Electronic clinical decision support in general practice


1. Position

Electronic clinical decision support (eCDS) is well established in general practice but it has potential to play an even greater role in supporting the delivery of high-quality, evidence based care. The RACGP recommends:

  • an overarching body should to be created to encourage the advancement of eCDS and oversee the development and maintenance of technical and clinical standards
  • development of eCDS for use in primary care must include extensive input from GPs including GPs suitably experienced in health informatics
  • eCDS should be integrated with clinical information systems (CISs), either incorporated within the CIS or via direct electronic communication from within the system
  • eCDS standards, at a minimum, should enable users to identify: attribution (who developed the eCDS), endorsement (who reviewed and approved it), age (when the information was prepared, including revision number to track changes over time), audience (what setting the eCDS is to be applied in) and strength of the evidence on which recommendations are based
  • eCDS content should be drawn from up to date, evidence based and speciality relevant guidelines
  • eCDS should be unobtrusive and information presented in a way that supports current clinical workflow, allowing the user to quickly make an informed decision and take action
  • It should support clinicians to engage in patient-centred care such as shared decision making
  • eCDS systems should be be optioonal to use and designed to allow clinical judgement to override recommendations given that no CDS system can account for the breadth of clinical scenarios and clinical autonomy remains an important guidng principle.

2. Background

Multiple forms of eCDS systems are available in different formats. These range from simple computerised references to sophisticated systems integrating knowledge and patient clinical data. eCDS can provide person-specific information, presented at appropriate times during a consultation, to enhance decision-making in the clinical workflow. This information can be presented as alerts (e.g. for potentially dangerous situations), reminders (e.g. for preventive care), recommendations for investigations or interventions, data reports and summaries, templates, and relevant reference information.

The most common uses of eCDS is to address clinical needs to assist with accurate diagnoses, screening for preventable diseases, prompt for appropriate interventions, and identifying potential adverse drug events. eCDS requires specific medical and biographical knowledge about a patient and uses a reasoning or mechanism that uses this data to generate and present helpful information to the user as care is being delivered.

3. Benefits of eCDS

CDS can have a number of important benefits, including:

  • Enhancing patient safety – timely information at the point of care to help inform decisions about patient care.
  • Enhancing health outcomes – suggestions for possible investigations and diagnoses that match a patient’s symptoms.
  • Increasing quality of care – treatment guidelines and recommendations for ongoing care.
  • Reducing medication errors and therefore adverse events – drug dosage recommendations and alerts for drug interactions and drug disease adverse outcomes.
  • Improving efficiency – provide additional information regarding the best treatment and ongoing care from a patient safety and cost-benefit perspective.
  • Improving provider and patient satisfaction – provide access to information that ensures patient safety and supports existing clinical decision making systems.
  • Cost benefits – improved use of the Medicare Benefits Schedule (MBS).
  • Enhancing communication and data exchange – can populate clinical details in pathology or radiology requests, allowing more targeted reporting from pathologists and radiologists.

4. Challenges

GPs must be able to trust the information and advice provided by eCDS. The current unregulated environment creates significant risks for practitioners due to the varying quality and currency of information, as well as the lack of consistency across different software.
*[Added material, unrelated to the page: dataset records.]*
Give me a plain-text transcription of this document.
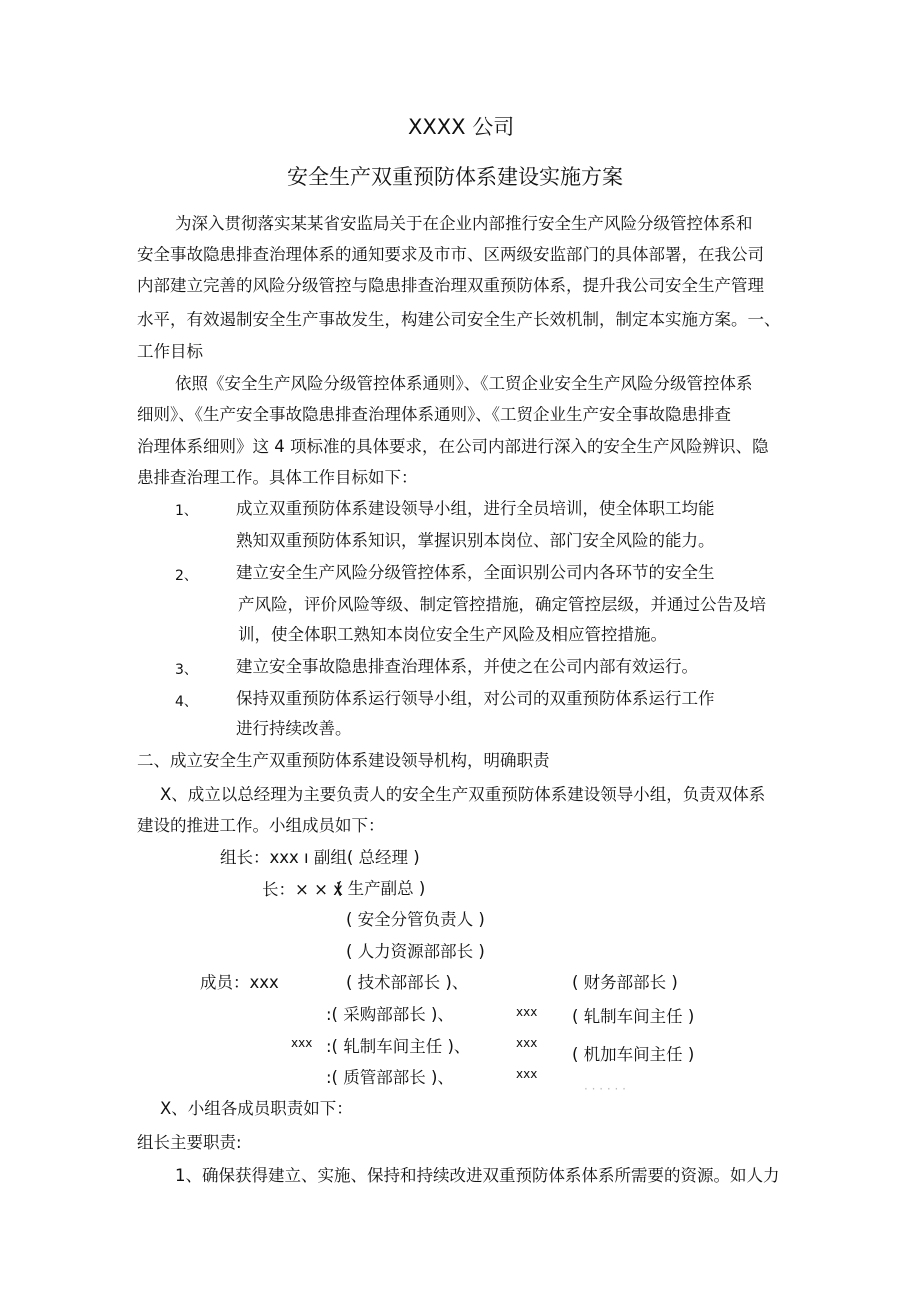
XXXX 公司
安全生产双重预防体系建设实施方案
为深入贯彻落实某某省安监局关于在企业内部推行安全生产风险分级管控体系和
安全事故隐患排查治理体系的通知要求及市市、区两级安监部门的具体部署，在我公司
内部建立完善的风险分级管控与隐患排查治理双重预防体系，提升我公司安全生产管理
水平，有效遏制安全生产事故发生，构建公司安全生产长效机制，制定本实施方案。一、
工作目标
依照《安全生产风险分级管控体系通则》、《工贸企业安全生产风险分级管控体系
细则》、《生产安全事故隐患排查治理体系通则》、《工贸企业生产安全事故隐患排查
治理体系细则》这 4 项标准的具体要求，在公司内部进行深入的安全生产风险辨识、隐
患排查治理工作。具体工作目标如下：
1、 成立双重预防体系建设领导小组，进行全员培训，使全体职工均能
熟知双重预防体系知识，掌握识别本岗位、部门安全风险的能力。
2、 建立安全生产风险分级管控体系，全面识别公司内各环节的安全生
产风险，评价风险等级、制定管控措施，确定管控层级，并通过公告及培
训，使全体职工熟知本岗位安全生产风险及相应管控措施。
3、 建立安全事故隐患排查治理体系，并使之在公司内部有效运行。
4、 保持双重预防体系运行领导小组，对公司的双重预防体系运行工作
进行持续改善。
二、成立安全生产双重预防体系建设领导机构，明确职责
X、成立以总经理为主要负责人的安全生产双重预防体系建设领导小组，负责双体系
建设的推进工作。小组成员如下：
组长：xxx ı 副组( 总经理 )
长：× × ẋ
( 生产副总 )
( 安全分管负责人 )
( 人力资源部部长 )
成员：xxx	( 技术部部长 )、
:( 采购部部长 )、
xxx :( 轧制车间主任 )、
:( 质管部部长 )、
xxx
xxx
xxx
( 财务部部长 )
( 轧制车间主任 )
( 机加车间主任 )
· · · · · ·
X、小组各成员职责如下：
组长主要职责:
1、确保获得建立、实施、保持和持续改进双重预防体系体系所需要的资源。如人力
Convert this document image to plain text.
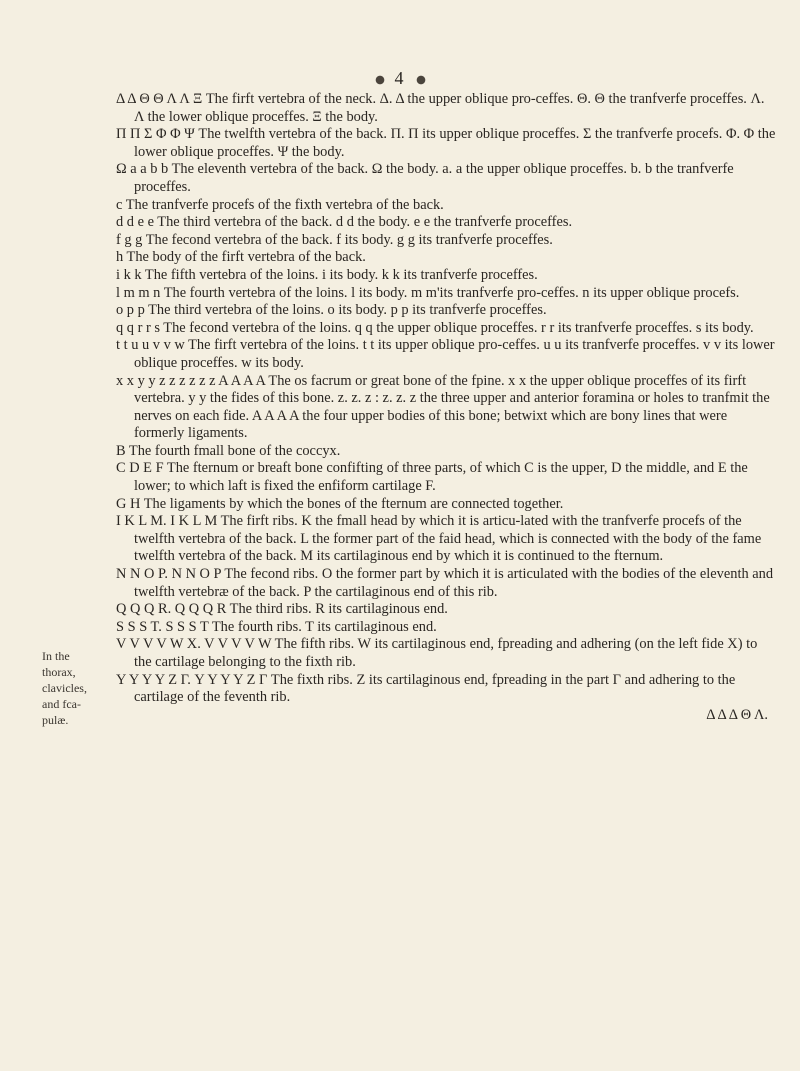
4
In the thorax, clavicles, and fca-pulæ.

Δ Δ Θ Θ Λ Λ Ξ The firft vertebra of the neck. Δ. Δ the upper oblique pro-ceffes. Θ. Θ the tranfverfe proceffes. Λ. Λ the lower oblique proceffes. Ξ the body.

Π Π Σ Φ Φ Ψ The twelfth vertebra of the back. Π. Π its upper oblique proceffes. Σ the tranfverfe procefs. Φ. Φ the lower oblique proceffes. Ψ the body.

Ω a a b b The eleventh vertebra of the back. Ω the body. a. a the upper oblique proceffes. b. b the tranfverfe proceffes.

c The tranfverfe procefs of the fixth vertebra of the back.

d d e e The third vertebra of the back. d d the body. e e the tranfverfe proceffes.

f g g The fecond vertebra of the back. f its body. g g its tranfverfe proceffes.

h The body of the firft vertebra of the back.

i k k The fifth vertebra of the loins. i its body. k k its tranfverfe proceffes.

l m m n The fourth vertebra of the loins. l its body. m m'its tranfverfe pro-ceffes. n its upper oblique procefs.

o p p The third vertebra of the loins. o its body. p p its tranfverfe proceffes.

q q r r s The fecond vertebra of the loins. q q the upper oblique proceffes. r r its tranfverfe proceffes. s its body.

t t u u v v w The firft vertebra of the loins. t t its upper oblique pro-ceffes. u u its tranfverfe proceffes. v v its lower oblique proceffes. w its body.

x x y y z z z z z z A A A A The os facrum or great bone of the fpine. x x the upper oblique proceffes of its firft vertebra. y y the fides of this bone. z. z. z : z. z. z the three upper and anterior foramina or holes to tranfmit the nerves on each fide. A A A A the four upper bodies of this bone; betwixt which are bony lines that were formerly ligaments.

B The fourth fmall bone of the coccyx.

C D E F The fternum or breaft bone confifting of three parts, of which C is the upper, D the middle, and E the lower; to which laft is fixed the enfiform cartilage F.

G H The ligaments by which the bones of the fternum are connected together.

I K L M. I K L M The firft ribs. K the fmall head by which it is articu-lated with the tranfverfe procefs of the twelfth vertebra of the back. L the former part of the faid head, which is connected with the body of the fame twelfth vertebra of the back. M its cartilaginous end by which it is continued to the fternum.

N N O P. N N O P The fecond ribs. O the former part by which it is articulated with the bodies of the eleventh and twelfth vertebræ of the back. P the cartilaginous end of this rib.

Q Q Q R. Q Q Q R The third ribs. R its cartilaginous end.

S S S T. S S S T The fourth ribs. T its cartilaginous end.

V V V V W X. V V V V W The fifth ribs. W its cartilaginous end, fpreading and adhering (on the left fide X) to the cartilage belonging to the fixth rib.

Y Y Y Y Z Γ. Y Y Y Y Z Γ The fixth ribs. Z its cartilaginous end, fpreading in the part Γ and adhering to the cartilage of the feventh rib.

Δ Δ Δ Θ Λ.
It is important that there is confidence in the development processes that underpin eCDS and in the way that information is delivered.

Clinical guidelines and treatment pathways that are incorporated into CIS should be accepted and supported by the profession and developed in a way that supports integration. The quality of the information and evidence underlying it are major determinants in impact of eCDS on patient safety and quality of care.

Many high quality guidelines are not integrated into eCDS. There is no process or agreement as to which guidelines should be used to develop eCDS. For example, there is no requirement to utilise endorsed guidelines (e.g. National Health and Medical Research Council or RACGP endorsed). To facilitate integration, guidelines need to be available in a standard format that supports integration into eCDS systems.

Useability is critical. Information must be presented in a way that supports current clinical workflow, allowing the user to quickly make an informed decision and take action. Integration with clinical information systems is essential. Accessing external resources outside of a GP’s primary software program is time consuming and creates a barrier to the use. However, eCDS can be built into local CIS systems and accessed externally as required from the local system, or not incorporated at all in the local system and only accessed externally when required.

5. Conclusion

Both the RACGP and the eCDS software community recognise that addressing these challenges is a critical piece of work which needs to be progressed. The RACGP is advocating for the establishment of a body to oversee and progress work in this area and is well placed to lead this work.